Писатель ощутил запах керосина. Вспомнил послевоенное детство. Лето на даче в Тарховке. Гудки паровоза «ФД». Поджаренные на керосинке оладьи...
Ариэль сказал:
— Вот поэтому я не могу играть с детьми.
— А ты их видел? — спросил писатель.
— Кого?
— Кого. Да вшей. Что ты знаешь о них?
— Ничего. Они слишком маленькие. Их почти не видно.
— А для чего, по-твоему, существует микроскоп?
— Как это — микроскоп?
— Такой прибор, который все на свете увеличивает. Через него можно разглядывать вшей целыми днями. Жаль, что я оставил его в Нью-Йорке.
— Значит, ты их видел?
— Еще бы. Я же говорю — целыми днями разглядывал, оторваться не мог.
— Ну и как?
— Впечатление, доложу тебе, самое благоприятное. Это крошечные, тихие, хорошо воспитанные букашки. У них большие синие глаза. Они не шумят. Не повышают голоса. А главное, каждый из них занимается своим делом.
— Да, но они кусаются.
— Иногда. Когда их выводят из равновесия. Что называется, в порядке самозащиты...
Ариэль, затаив дыхание, слушал. Григорий Борисович рассказывал ему о маленькой процветающей стране. Пока не раздался крик:
— Арик! Ты где? Кура стынет...
— Мама, — с легкой досадой произнес Ариэль.
И затем:
— Я еще погуляю.
В ответ раздалось:
— Арик! Если мама сказала — ноу, то это значит — ноу!

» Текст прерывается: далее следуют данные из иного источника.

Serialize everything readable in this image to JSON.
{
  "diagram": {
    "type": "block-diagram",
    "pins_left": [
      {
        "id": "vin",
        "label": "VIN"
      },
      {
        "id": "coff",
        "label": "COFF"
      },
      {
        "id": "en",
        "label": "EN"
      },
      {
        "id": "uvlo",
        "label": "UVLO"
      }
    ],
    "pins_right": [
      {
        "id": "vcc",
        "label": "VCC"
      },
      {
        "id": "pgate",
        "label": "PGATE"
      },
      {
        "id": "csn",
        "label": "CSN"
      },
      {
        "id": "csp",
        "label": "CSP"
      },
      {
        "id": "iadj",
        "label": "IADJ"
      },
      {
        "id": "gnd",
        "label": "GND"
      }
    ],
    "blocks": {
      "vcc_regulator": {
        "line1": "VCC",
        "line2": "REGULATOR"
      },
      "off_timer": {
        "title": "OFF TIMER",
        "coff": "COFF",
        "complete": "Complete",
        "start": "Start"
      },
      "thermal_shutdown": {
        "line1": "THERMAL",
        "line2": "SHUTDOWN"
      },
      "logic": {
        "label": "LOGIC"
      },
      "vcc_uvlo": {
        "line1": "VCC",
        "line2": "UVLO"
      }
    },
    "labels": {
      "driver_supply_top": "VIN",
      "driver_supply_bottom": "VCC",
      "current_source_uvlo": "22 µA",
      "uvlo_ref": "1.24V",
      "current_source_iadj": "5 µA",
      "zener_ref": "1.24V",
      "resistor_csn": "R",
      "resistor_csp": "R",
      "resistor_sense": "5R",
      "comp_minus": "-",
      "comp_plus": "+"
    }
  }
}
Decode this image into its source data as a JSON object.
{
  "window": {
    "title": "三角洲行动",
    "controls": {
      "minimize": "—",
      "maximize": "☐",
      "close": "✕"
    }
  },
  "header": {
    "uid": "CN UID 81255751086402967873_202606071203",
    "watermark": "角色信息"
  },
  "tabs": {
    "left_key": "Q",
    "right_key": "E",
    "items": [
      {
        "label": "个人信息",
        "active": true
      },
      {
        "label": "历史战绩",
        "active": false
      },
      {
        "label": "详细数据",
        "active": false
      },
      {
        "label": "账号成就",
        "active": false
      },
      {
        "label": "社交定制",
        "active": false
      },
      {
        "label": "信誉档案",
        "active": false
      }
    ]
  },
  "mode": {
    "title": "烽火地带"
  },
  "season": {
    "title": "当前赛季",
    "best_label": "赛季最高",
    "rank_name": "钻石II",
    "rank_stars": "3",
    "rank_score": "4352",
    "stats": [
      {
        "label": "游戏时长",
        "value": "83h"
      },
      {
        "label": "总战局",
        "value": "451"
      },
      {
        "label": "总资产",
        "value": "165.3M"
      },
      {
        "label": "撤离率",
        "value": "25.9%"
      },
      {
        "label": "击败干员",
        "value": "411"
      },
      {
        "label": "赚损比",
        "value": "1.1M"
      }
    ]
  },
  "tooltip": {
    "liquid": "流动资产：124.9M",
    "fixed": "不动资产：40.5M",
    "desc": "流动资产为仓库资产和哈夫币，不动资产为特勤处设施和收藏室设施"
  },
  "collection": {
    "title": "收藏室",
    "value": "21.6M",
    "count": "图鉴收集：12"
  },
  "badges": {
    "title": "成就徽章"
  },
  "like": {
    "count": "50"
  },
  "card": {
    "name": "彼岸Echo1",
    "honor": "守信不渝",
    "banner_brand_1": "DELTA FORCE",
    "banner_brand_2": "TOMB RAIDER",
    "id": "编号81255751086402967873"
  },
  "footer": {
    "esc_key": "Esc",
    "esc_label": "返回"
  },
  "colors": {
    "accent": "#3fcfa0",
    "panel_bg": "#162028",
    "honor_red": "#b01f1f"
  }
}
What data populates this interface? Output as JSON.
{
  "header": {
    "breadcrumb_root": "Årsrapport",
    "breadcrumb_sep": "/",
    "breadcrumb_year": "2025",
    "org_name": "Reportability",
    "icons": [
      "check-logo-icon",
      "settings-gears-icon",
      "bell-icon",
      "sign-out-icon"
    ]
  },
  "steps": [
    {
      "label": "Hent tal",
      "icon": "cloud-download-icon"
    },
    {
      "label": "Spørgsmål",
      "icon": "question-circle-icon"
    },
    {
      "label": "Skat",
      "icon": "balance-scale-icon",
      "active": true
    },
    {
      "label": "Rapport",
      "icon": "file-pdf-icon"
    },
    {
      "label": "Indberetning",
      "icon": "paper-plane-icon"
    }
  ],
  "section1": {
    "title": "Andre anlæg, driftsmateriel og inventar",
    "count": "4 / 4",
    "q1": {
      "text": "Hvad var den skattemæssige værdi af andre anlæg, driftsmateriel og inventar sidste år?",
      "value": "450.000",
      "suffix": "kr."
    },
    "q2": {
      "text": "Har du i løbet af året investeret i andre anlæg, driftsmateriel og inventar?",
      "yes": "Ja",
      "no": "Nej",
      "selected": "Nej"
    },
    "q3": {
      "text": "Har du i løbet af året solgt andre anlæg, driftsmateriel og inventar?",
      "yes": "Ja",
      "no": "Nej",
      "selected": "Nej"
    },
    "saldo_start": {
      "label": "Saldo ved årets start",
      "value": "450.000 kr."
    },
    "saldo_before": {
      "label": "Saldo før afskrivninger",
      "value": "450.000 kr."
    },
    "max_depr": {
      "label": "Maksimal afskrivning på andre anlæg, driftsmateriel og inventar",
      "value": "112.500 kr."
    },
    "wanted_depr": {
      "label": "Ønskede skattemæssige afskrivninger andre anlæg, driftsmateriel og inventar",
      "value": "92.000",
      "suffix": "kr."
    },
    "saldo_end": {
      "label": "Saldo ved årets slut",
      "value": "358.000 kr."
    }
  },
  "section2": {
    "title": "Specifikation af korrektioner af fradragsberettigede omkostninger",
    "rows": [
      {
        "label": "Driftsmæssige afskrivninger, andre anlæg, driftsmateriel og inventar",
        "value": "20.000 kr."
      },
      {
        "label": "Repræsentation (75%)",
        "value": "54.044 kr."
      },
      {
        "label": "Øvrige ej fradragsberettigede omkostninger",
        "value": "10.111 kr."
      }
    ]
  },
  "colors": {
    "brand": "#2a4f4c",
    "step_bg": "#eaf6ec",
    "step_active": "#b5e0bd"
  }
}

— Кура стынет, — грустно повторил мальчик.
— В такую жару, — удивился Григорий Борисович, — странно... Ей можно только позавидовать.
— Ну, я пойду.
Это Ариэль говорит. Писатель в ответ:
— Давай, брат. Заходи, если будет время...
Мальчик убежал, забыв игрушки. Писатель взошел на крыльцо. Водрузил на колени пишущую машинку. Увидел чистый лист бумаги. Привычный страх охватил его.